Sonja and I headed to the mall for the first time this Christmas. I just wanted to get everybody, including the underagers, a case of beer this year. (When I was younger, during my Lemmy period, I bought everybody I knew a bottle of blue label Smirnoff and a handful of uppers. Only my mom was unsure of the gift. "Do I take the uppers before or after the vodka?") Sonja would not have it. The trip was not half bad though because before we went to the mall we went to the pub and did us some lunching and drinking. Sonja worked the wine while I sloshed down some welfare pints.
Out in the mall parking lot everybody was readier to start a civil war than the Hindus in India. Men were rolling down windows, exposing themselves to the black rain, calling to one another with the language their fathers and mothers used about the same they were drunkenly and ill-advisedly conceived, as we rolled slowly through the lot looking for a place to park. We saw one fist fight, pretty good one too. Everybody was watching the fight from the safety of their own cars like they watch a hockey fight on tv. I could see several people mouthing the words, "Kill the motherfucker!" as it became apparent which of the two men was the better fighter and driver.
People, people like you probably, I fucking swear, are more messed up than me. After what I saw today I figure I am probably just a little above average on the messed up scale. That's why the more and more there become of us, the less and less we spend time together. We freak each other out too much.
At the door to the mall Sonja gave all the money she had made playing keno in the pub to a couple firemen standing in front of their big manly rubber boots. Sonja could not believe her luck. "The one day all year the firemen are at the mall and you of all people are here with me." Sonja dreams of big rubber booted Swedish firemen when she is not dreaming about Volvos and Ikea. She made sure she bent down real low to put her money in the firemens' rubbers.
We did a little gift buying and eventually ended up in the only store I give a damn about in the whole mall since the mall does not have a liquor store - the record store. I ordered the new (Canadian) Subhumans re-issue and bought Cock Sparrer's 2007 Here We Stand for my music library.

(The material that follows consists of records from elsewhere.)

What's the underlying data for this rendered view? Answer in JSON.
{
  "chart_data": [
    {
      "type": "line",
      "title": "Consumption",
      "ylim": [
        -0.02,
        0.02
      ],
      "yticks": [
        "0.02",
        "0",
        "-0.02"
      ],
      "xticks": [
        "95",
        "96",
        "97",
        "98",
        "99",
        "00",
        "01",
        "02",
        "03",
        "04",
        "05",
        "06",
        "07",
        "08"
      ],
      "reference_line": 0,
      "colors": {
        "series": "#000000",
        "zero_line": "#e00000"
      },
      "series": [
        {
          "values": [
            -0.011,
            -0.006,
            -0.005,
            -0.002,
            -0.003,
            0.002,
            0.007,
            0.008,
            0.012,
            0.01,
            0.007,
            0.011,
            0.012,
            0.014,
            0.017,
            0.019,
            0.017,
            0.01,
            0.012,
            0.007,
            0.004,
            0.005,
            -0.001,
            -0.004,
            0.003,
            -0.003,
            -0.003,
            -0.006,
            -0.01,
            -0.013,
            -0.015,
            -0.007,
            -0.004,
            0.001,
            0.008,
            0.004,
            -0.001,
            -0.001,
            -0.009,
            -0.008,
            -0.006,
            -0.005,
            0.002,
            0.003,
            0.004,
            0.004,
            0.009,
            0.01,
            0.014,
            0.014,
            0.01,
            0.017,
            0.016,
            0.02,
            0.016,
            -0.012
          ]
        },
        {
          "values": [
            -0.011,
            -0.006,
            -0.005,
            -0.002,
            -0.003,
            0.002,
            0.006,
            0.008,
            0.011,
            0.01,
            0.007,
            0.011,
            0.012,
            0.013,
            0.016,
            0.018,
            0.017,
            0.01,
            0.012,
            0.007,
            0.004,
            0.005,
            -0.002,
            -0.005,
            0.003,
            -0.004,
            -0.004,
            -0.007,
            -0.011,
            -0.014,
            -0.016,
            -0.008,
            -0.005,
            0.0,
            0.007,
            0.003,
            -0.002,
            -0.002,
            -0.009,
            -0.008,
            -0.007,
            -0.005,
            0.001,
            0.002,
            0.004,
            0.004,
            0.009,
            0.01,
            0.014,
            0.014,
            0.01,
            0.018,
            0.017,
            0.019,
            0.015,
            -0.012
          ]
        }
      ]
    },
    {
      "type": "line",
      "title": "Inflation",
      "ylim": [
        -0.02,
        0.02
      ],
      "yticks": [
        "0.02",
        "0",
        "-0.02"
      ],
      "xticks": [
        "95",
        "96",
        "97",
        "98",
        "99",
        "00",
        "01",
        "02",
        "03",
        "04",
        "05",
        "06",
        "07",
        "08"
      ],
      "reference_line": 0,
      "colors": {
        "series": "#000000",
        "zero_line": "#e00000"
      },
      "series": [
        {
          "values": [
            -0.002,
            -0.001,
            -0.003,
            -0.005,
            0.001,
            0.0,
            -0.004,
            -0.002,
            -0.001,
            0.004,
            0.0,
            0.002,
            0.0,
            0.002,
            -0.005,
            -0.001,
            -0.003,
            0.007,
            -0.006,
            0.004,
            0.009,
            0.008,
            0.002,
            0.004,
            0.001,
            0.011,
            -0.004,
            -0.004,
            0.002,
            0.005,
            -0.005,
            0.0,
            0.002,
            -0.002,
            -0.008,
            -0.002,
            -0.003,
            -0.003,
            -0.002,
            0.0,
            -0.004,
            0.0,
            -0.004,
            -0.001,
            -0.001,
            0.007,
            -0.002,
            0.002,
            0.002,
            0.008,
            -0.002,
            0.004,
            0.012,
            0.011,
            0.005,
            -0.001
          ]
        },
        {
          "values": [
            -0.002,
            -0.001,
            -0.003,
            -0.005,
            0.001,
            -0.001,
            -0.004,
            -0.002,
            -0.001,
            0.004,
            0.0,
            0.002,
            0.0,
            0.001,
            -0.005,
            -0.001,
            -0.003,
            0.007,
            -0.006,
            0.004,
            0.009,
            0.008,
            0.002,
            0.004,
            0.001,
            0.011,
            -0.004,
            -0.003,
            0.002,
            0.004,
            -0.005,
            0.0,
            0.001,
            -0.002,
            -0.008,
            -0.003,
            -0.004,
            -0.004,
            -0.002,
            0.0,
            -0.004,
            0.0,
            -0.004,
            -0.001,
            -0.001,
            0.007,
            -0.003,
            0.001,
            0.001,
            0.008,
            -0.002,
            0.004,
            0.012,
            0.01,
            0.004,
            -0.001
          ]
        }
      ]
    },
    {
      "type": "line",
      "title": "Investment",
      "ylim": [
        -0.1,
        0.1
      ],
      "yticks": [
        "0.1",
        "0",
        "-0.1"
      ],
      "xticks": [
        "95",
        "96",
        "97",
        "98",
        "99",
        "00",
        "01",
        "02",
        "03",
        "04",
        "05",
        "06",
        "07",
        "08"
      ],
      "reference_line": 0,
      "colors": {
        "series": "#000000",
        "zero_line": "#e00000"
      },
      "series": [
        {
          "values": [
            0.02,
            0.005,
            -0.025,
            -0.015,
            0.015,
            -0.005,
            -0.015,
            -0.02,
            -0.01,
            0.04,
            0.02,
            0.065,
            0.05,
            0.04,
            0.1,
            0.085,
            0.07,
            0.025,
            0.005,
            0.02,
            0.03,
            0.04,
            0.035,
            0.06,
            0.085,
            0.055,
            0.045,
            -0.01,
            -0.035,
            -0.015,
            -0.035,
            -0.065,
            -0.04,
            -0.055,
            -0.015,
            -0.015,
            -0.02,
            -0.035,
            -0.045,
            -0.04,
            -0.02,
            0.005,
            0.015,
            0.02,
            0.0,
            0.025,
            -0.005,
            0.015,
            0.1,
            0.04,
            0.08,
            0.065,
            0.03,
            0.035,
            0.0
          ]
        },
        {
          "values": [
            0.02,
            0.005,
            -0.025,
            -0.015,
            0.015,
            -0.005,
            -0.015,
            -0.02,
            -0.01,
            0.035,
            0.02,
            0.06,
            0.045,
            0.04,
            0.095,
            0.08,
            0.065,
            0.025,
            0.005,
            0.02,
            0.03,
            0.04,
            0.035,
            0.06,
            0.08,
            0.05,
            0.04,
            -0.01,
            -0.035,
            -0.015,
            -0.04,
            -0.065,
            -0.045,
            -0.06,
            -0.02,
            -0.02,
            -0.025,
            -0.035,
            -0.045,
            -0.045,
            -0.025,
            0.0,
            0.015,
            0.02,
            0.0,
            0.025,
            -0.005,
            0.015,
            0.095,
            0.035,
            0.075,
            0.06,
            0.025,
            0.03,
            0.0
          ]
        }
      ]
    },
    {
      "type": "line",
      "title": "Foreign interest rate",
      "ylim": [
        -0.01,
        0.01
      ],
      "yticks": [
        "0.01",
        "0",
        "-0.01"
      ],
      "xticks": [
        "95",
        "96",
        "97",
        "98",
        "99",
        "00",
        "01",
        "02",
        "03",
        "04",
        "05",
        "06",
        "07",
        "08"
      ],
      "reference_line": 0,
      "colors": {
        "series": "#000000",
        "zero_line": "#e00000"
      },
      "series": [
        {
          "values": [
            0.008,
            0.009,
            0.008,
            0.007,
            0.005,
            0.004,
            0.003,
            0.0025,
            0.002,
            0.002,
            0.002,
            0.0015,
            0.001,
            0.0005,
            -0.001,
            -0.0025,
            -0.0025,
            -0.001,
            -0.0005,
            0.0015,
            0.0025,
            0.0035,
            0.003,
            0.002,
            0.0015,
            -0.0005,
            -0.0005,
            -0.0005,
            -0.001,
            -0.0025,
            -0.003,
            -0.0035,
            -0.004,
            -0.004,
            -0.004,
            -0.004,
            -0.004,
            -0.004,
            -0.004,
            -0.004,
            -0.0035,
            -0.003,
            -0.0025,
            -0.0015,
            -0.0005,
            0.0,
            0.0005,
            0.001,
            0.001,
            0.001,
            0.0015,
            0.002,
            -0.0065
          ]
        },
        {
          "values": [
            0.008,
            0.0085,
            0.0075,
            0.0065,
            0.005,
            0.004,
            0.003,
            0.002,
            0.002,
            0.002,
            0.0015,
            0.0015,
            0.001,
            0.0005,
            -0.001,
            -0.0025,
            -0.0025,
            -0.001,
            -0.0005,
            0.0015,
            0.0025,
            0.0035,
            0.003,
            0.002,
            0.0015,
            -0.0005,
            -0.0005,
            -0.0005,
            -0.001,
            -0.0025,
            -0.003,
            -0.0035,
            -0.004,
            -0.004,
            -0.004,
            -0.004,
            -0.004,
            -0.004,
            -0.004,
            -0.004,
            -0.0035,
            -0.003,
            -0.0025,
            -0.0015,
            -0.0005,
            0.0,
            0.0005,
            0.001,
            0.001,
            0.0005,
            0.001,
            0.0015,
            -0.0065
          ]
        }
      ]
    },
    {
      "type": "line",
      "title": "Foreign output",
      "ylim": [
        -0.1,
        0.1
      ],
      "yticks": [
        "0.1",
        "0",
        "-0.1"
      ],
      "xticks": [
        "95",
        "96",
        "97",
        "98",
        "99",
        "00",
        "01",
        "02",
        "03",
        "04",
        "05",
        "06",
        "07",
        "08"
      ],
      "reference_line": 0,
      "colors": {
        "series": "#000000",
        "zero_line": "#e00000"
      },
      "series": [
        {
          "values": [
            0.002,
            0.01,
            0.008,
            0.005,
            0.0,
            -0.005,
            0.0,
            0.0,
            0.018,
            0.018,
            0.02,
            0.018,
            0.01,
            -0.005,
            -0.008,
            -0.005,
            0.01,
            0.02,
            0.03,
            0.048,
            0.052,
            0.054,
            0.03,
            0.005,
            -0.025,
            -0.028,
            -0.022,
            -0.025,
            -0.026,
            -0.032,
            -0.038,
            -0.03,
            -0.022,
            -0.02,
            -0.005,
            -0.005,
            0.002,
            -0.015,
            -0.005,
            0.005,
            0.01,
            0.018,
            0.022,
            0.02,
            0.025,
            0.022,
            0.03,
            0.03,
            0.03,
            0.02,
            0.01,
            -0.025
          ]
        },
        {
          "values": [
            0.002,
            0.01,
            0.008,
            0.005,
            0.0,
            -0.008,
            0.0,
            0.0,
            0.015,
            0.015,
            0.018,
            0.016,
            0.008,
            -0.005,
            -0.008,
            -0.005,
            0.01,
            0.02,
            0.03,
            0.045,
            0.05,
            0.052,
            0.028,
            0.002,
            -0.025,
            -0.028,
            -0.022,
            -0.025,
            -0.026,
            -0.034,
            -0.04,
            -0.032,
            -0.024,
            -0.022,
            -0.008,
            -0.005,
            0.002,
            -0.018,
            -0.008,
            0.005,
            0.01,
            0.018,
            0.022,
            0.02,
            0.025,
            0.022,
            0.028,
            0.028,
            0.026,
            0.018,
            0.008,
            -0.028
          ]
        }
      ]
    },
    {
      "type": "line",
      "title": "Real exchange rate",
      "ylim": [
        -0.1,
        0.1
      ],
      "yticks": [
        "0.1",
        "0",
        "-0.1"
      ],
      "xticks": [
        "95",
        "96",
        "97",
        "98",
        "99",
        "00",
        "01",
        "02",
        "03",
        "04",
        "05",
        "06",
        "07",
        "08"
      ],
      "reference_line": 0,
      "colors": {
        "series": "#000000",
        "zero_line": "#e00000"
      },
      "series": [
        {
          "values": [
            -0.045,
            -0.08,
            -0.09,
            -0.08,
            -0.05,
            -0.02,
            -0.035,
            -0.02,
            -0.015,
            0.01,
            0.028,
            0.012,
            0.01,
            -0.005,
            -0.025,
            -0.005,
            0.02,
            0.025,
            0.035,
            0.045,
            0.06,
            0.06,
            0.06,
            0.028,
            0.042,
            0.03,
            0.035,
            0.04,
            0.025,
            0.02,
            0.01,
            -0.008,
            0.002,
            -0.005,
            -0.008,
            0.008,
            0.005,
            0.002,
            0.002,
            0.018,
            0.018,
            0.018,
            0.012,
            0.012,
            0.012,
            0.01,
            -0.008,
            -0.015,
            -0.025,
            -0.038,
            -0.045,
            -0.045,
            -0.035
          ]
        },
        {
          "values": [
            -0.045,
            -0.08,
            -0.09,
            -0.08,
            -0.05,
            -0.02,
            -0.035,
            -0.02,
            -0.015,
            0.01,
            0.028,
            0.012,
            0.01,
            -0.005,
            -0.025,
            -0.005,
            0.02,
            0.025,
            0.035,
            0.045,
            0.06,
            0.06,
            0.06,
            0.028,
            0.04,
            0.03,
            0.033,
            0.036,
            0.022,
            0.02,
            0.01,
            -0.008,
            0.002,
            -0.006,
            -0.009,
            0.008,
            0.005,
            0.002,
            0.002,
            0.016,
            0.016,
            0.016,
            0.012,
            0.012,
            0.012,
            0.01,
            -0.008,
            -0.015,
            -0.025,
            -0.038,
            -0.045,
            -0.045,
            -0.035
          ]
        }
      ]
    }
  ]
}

Great fucking punk rock by the old east end geezers. The knockout punch is called the Spirit of '76.
A voice rings out like a bell
Cutting through the chaos of hate and war
The inside of the mall was a different scene than the chaos of hate and war in the parking lot. Everybody is walking around like they have just smoked a pile of dope, which they probably have. The only people you have to look out for on the inside is the store clerks. They all fantasize about collecting the family guns and shooting everybody they can beginning with the first motherfucker to ask them for help and not stopping until the mall Santa is motionless in a pool of blood and candy canes.